The strengths of our study include well-characterized multiethnic cohorts to detect allelic association of vitamin D genes with T2D risk. We reduced the confounding effects of age, gender, and obesity across all studies. Principal components were used in each individual cohort to control for the potential of confounding by population stratification. Sample size–weighted Z score method was used to reduce inter-study variation in the diverse ancestries and differences in 25(OH)D assays between cohorts as described earlier [22]. Limitations of this study include insufficient data on 25(OH)D measures and T2D phenotypes in some cohorts; over-representation of European cohorts; lack of data on 25(OH)D measures in most South Asian studies that were available with GWAS; and data access was limited to summary statistics for each study cohorts. It is possible that the differences in serum 25(OH)D levels and T2D prevalence between South Asians and Europeans may influence the outcome of the association of biomarker with the genetic instrument. However, this would less likely be the case because; 1) the genetic instruments used for T2D and 25(OH)D were from bonafide candidate genes; 2) the application of sample-size weighted Z-score method would reduce inter-study variation, and 3) our metanalysis results do not show much heterogeneity in the SNP-phenotype association across all cohorts.

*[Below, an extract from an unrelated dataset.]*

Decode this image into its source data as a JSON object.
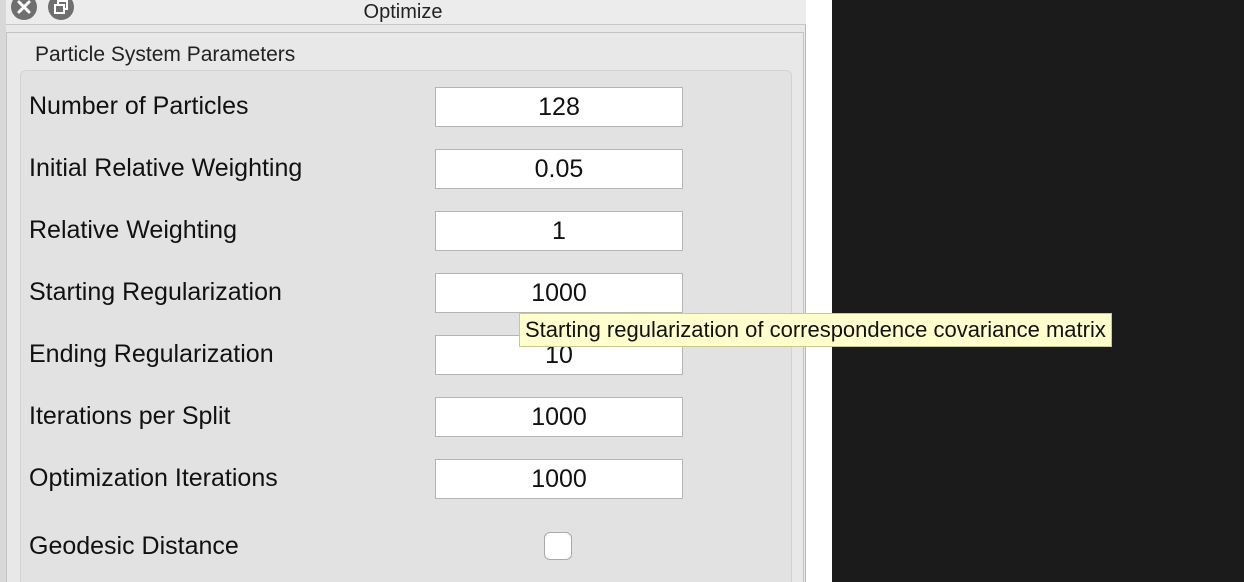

Additionally, seasonal differences in sun exposure (UV index) for effecting 25(OH)D concentration in most studies were not available except for our Punjabi Sikh cohort (AIDHS/SDS). Nonetheless, the geographic location of most participating European cohorts was nearby (Northern Europe), which might not have confounded the results due to latitude (to derive distance from the equator) variation (which all ranged from 540 to 550 N) (See Supplementary Table 10). Nevertheless, adjusting for the effects of the UV index in our Punjabi sample (AIDHS/SDS) did not change the overall impact of genetically instrumented 25(OH)D on T2D susceptibility in AIDHS/SDS and overall across studies.

It is possible to speculate that the lack of association with 25(OH)D metabolism and transport genes, but the association with synthesis gene (DHCR7) could suggest that any association with T2D may be through a UV-dependent, vitamin D-independent effect as described [39]. The power of capturing the causal association would be improved by the expansion and the refinement of the appropriateness of the genetic instrument to determine causality. Moreover, because of some inherent limitations of Mendelian randomization design, including pleiotropy, buffering effects of environmental and genetic forces (redundancy due to more than one gene), and the effects of developmental compensation, large sample size may be required to logically confirm the causal association of 25(OH)D status with T2D.

Conclusions

For the first time, we have performed a bidirectional multiethnic Mendelian randomization study to determine the causal relationship between T2D and vitamin D concentrations, including data from the population of South Asians with Europeans. Even though our research has not found strong evidence of causation, it also does not rule out the possible contribution of genetic influence of vitamin D synthesis SNPs in increasing T2D risk. As the long-standing question of the role of vitamin D in influencing the risk of T2D remains unaddressed, our data stresses the need for the population-specific design for future observational and randomized clinical trials on this important and controversial topic of immense clinical importance.

In summary, our bidirectional Mendelian randomization study having data from South Asian Indians with Europeans suggests that genetically instrumented T2D risk may not be causing changes in 25(OH)D levels. However, we cannot entirely exclude the likelihood of DHCR7 genetic variants to influence the risk of T2D.